Session Traversal Utilities for NAT (STUN): A protocol that is used to discover your public address and determine any restrictions in your router that would prevent a direct connection with a peer. It basically enables applications to discover their public IP address when they are located behind a NAT or a firewall.
Traversal Using Relays around NAT (TURN): This component manages TURN endpoints that enable media relay via the cloud when applications can’t stream media peer-to-peer.
Session Description Protocol (SDP): A standard for describing the multimedia content of the connection such as resolution, formats, codecs, encryption, etc. so that both peers can understand each other once the data is transferred.
SDP Offer: An SDP message sent by an agent which generates a session description in order to create or modify a session. It describes the aspects of desired media communication.
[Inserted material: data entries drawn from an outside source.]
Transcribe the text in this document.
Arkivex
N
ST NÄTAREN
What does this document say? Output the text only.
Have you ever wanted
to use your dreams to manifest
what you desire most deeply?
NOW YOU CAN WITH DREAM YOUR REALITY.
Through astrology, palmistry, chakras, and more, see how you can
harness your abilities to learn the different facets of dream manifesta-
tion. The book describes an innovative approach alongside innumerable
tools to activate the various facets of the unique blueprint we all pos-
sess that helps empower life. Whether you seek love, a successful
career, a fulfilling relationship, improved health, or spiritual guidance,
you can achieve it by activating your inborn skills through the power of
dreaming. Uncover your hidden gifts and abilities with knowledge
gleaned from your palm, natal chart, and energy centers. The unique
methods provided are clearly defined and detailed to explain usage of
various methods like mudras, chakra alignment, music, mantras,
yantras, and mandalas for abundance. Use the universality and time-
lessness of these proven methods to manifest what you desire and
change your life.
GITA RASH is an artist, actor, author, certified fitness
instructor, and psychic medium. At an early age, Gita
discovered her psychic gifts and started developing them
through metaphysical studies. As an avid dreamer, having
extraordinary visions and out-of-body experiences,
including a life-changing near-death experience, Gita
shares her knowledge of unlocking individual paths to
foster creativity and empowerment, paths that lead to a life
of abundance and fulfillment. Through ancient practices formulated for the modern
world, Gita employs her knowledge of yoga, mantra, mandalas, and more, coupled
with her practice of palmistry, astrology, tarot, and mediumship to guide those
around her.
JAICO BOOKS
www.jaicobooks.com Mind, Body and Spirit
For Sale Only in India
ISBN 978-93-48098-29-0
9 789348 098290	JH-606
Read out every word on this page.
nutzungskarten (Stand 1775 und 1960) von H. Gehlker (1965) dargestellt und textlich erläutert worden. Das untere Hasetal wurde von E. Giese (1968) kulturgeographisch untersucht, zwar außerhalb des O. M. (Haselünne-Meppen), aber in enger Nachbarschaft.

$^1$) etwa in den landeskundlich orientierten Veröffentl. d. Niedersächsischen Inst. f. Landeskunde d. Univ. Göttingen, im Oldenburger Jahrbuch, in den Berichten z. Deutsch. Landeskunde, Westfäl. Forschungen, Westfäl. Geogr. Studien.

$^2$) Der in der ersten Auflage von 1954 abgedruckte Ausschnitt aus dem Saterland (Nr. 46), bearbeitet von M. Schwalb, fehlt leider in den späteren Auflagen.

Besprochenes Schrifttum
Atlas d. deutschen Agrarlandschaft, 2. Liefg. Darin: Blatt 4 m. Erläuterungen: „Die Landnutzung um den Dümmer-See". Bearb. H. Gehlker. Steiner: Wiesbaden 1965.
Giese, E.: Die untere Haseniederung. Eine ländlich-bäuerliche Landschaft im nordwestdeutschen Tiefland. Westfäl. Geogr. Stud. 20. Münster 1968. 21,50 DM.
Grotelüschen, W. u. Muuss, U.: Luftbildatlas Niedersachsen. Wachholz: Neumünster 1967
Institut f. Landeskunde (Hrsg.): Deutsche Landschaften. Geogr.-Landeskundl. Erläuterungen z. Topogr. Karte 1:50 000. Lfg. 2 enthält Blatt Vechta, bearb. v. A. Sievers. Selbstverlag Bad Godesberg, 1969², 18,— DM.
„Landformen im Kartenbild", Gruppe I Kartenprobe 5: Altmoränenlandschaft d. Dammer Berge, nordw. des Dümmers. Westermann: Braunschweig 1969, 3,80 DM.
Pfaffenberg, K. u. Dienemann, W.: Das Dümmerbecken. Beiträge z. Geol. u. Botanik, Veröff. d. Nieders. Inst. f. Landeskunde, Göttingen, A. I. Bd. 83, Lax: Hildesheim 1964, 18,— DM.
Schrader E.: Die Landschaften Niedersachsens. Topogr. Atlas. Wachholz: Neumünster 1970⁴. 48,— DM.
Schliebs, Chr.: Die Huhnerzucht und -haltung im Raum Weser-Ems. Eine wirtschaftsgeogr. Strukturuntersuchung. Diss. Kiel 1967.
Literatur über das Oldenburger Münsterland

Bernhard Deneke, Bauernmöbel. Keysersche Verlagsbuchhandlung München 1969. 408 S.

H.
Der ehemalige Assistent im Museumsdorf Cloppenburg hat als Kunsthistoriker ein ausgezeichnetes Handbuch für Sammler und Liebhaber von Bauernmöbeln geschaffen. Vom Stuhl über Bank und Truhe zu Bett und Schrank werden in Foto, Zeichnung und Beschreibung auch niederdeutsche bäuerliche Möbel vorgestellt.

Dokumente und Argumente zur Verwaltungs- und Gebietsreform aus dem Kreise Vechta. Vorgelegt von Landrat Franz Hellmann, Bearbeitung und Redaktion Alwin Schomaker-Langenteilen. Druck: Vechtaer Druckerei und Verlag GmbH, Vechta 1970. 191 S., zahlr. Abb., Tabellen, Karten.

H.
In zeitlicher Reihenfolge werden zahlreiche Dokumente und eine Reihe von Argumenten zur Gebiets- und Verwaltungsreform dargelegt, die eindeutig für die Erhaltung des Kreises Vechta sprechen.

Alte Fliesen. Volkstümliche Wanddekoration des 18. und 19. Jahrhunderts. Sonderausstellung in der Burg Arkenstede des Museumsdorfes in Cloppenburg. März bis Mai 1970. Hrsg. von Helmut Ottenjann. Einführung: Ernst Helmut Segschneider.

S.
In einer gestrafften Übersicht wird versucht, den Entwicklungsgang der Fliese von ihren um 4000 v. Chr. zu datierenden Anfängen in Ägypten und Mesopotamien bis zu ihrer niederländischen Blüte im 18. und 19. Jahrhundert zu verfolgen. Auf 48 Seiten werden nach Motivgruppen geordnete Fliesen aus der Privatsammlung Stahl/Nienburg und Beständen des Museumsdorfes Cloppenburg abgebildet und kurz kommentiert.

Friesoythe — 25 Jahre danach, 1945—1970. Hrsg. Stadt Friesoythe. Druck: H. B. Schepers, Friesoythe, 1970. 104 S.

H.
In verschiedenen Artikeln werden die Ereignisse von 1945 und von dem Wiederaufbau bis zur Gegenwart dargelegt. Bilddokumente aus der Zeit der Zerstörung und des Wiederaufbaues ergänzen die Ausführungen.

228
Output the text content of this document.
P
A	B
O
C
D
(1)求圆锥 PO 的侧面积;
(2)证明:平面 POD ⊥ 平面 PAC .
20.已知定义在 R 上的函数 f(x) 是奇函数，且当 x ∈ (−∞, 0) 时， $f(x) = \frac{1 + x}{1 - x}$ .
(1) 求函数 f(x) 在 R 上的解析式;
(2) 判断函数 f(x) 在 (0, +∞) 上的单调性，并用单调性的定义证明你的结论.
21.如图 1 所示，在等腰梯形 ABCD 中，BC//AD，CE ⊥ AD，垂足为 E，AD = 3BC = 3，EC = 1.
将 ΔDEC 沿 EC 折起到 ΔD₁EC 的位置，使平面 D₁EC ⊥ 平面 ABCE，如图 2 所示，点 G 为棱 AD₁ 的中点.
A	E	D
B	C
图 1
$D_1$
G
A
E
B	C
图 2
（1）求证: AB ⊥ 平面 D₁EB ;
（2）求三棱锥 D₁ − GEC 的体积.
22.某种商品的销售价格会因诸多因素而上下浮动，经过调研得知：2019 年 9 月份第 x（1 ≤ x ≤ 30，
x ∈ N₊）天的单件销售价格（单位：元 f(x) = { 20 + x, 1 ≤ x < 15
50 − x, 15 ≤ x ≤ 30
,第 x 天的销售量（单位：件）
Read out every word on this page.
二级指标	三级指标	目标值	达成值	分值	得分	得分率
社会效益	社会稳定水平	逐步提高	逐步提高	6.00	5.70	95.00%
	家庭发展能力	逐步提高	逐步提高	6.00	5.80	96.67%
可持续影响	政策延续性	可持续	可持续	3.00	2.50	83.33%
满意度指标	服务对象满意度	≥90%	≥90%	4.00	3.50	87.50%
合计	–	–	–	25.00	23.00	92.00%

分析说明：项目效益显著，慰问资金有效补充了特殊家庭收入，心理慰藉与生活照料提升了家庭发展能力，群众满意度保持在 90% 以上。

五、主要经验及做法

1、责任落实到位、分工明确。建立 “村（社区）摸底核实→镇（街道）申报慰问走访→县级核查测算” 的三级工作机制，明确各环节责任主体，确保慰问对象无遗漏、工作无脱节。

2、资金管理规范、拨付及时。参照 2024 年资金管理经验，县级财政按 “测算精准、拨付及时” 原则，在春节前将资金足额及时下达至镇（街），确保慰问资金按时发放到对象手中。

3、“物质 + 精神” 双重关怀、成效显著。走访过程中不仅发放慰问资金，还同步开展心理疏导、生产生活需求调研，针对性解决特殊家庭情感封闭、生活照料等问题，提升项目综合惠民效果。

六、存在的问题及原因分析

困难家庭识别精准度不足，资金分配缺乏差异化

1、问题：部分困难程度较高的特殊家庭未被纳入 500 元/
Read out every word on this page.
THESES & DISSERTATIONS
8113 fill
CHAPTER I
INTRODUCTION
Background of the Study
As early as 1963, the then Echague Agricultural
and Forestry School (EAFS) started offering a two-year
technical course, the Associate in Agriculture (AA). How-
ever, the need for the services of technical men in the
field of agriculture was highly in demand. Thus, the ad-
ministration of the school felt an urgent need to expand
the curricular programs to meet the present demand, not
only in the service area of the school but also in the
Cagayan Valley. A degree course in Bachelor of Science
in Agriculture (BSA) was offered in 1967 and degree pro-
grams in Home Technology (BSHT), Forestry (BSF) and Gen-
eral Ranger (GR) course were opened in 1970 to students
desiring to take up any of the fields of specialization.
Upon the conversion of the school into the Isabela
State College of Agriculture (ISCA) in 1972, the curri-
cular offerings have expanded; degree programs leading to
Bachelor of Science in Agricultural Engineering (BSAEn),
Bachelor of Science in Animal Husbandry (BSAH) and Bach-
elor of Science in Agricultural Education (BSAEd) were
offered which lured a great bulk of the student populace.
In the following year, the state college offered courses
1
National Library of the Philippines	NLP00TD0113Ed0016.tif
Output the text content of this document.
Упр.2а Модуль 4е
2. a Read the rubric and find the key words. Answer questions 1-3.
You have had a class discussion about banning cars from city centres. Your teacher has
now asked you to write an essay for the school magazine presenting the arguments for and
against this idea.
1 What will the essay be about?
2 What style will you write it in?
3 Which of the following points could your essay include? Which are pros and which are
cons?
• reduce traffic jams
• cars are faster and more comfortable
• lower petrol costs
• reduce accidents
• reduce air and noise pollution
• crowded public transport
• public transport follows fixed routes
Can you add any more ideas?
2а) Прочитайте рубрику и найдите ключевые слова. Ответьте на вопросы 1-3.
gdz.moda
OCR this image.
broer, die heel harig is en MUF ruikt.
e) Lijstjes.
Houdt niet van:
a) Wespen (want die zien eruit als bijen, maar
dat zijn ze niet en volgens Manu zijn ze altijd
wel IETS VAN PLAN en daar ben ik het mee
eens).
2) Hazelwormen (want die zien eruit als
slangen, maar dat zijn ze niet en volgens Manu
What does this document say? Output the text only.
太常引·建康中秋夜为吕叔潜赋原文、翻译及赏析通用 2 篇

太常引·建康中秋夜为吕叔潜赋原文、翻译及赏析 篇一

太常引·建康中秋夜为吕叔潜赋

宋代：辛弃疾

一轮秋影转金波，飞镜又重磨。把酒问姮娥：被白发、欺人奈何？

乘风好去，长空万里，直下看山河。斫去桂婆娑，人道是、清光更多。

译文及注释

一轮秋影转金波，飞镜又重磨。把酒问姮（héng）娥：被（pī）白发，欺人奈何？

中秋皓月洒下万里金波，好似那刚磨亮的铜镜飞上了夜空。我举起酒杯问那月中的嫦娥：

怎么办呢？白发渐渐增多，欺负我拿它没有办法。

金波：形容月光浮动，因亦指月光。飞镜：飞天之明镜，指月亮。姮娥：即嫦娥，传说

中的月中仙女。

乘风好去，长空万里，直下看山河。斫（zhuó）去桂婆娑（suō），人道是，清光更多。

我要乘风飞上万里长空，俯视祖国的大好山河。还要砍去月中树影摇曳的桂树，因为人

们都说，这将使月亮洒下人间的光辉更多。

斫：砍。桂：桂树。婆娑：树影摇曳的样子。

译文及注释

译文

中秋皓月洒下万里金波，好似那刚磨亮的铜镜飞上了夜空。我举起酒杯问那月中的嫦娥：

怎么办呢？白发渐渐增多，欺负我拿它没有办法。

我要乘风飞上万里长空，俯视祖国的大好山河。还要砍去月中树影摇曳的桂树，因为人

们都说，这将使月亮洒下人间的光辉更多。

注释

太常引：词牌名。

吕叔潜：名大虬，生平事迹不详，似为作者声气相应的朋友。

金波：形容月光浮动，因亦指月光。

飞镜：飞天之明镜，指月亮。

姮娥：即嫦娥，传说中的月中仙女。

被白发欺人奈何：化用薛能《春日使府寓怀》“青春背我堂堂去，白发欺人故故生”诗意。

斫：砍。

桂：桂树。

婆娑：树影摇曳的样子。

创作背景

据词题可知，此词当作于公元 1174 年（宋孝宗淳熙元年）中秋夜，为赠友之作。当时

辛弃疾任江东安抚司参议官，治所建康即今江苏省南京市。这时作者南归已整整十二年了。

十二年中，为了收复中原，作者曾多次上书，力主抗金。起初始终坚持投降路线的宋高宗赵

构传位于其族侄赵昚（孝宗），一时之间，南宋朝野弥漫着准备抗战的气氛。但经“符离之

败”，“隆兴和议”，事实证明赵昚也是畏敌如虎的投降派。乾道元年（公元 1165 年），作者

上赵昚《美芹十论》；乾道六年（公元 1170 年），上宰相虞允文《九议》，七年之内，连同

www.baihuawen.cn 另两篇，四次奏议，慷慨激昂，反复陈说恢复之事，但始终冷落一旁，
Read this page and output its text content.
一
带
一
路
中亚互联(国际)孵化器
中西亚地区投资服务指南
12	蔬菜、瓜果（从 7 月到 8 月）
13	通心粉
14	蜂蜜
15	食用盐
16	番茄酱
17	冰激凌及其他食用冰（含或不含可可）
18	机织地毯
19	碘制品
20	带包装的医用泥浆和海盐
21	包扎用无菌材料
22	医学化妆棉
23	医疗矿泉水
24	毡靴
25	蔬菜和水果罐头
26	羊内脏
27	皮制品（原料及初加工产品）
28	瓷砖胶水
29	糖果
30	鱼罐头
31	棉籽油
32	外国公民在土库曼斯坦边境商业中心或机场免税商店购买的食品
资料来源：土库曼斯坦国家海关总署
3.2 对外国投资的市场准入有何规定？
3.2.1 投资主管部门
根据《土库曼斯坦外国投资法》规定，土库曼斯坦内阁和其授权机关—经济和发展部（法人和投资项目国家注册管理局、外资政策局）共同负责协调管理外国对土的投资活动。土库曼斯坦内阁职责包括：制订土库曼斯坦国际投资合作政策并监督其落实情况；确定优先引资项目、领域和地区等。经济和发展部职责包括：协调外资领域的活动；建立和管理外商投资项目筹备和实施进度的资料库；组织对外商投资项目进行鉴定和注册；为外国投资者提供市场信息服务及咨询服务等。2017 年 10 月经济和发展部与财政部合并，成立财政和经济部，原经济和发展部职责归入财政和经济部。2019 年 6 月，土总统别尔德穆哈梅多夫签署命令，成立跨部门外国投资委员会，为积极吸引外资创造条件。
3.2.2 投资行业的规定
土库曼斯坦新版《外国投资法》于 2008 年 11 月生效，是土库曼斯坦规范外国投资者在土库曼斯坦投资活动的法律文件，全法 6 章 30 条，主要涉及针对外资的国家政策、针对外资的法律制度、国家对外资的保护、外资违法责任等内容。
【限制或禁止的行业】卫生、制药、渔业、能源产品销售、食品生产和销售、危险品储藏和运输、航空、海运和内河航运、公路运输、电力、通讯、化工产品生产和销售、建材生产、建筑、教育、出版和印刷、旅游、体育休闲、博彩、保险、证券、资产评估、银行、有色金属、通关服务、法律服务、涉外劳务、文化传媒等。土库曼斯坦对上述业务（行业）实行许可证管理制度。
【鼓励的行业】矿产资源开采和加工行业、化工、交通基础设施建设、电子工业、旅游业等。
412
SDP Answer: An SDP message sent by an answerer in response to an offer received from an offerer. The answer indicates the aspects that are accepted. For example, if all the audio and video streams in the offer are accepted.
Interactive Connectivity Establishment (ICE): A framework that allows your web browser to connect with peers.
ICE Candidate: A method that the sending peer is able to use to communicate. It basically is IP and port pairs.
How peer 2 peer communication works in WebRTC: -
Let’s take the scenario of two peers, A and B, who are both using a WebRTC peer-to-peer two-way media streaming. What happens when A wants to connect to B?
To connect to B’s application, A’s application will generate an SDP offer that contains what codecs to use, whether this is an audio or video session, and a list of ICE candidates.
To build the list of ICE candidates, A’s application makes a series of requests to a STUN server. The server returns the public IP address and port pair that originated the request. A’s application adds each pair to the list of ICE candidates, in other words, it gathers ICE candidates. Once A’s application has finished gathering ICE candidates, it can return an SDP.
Next, A’s application must pass the SDP to B’s application through a signaling channel over which these applications communicate. The transport protocol for this exchange is not specified in the WebRTC standard. It can be performed over HTTPS, secure WebSocket, or any other communication protocol.
Now, B’s application must generate an SDP answer. B’s application follows the same steps A used in the previous step: gathering ICE candidates, etc. B’s application then needs to return this SDP answer to A’s application.
After A and B have exchanged SDPs, they then perform a series of connectivity checks. The ICE algorithm in each application takes a candidate IP/port pair from the list it received in the other party’s SDP and sends it a STUN request. If a response comes back from the other application, the originating application considers the check successful and marks that IP/port pair as a valid ICE candidate.
After connectivity checks are finished on all of the IP/port pairs, the applications negotiate and decide to use one of the remaining, valid pairs. When a pair is selected, media begins flowing between the application.
If either of the applications can’t find an IP/port pair that passes connectivity checks, they’ll make STUN requests to the TURN server to obtain a media relay address. A relay address is a public IP address and port that forwards packets received to and from the application to set up the relay address. This relay address is then added to the candidate list and exchanged via the signaling channel.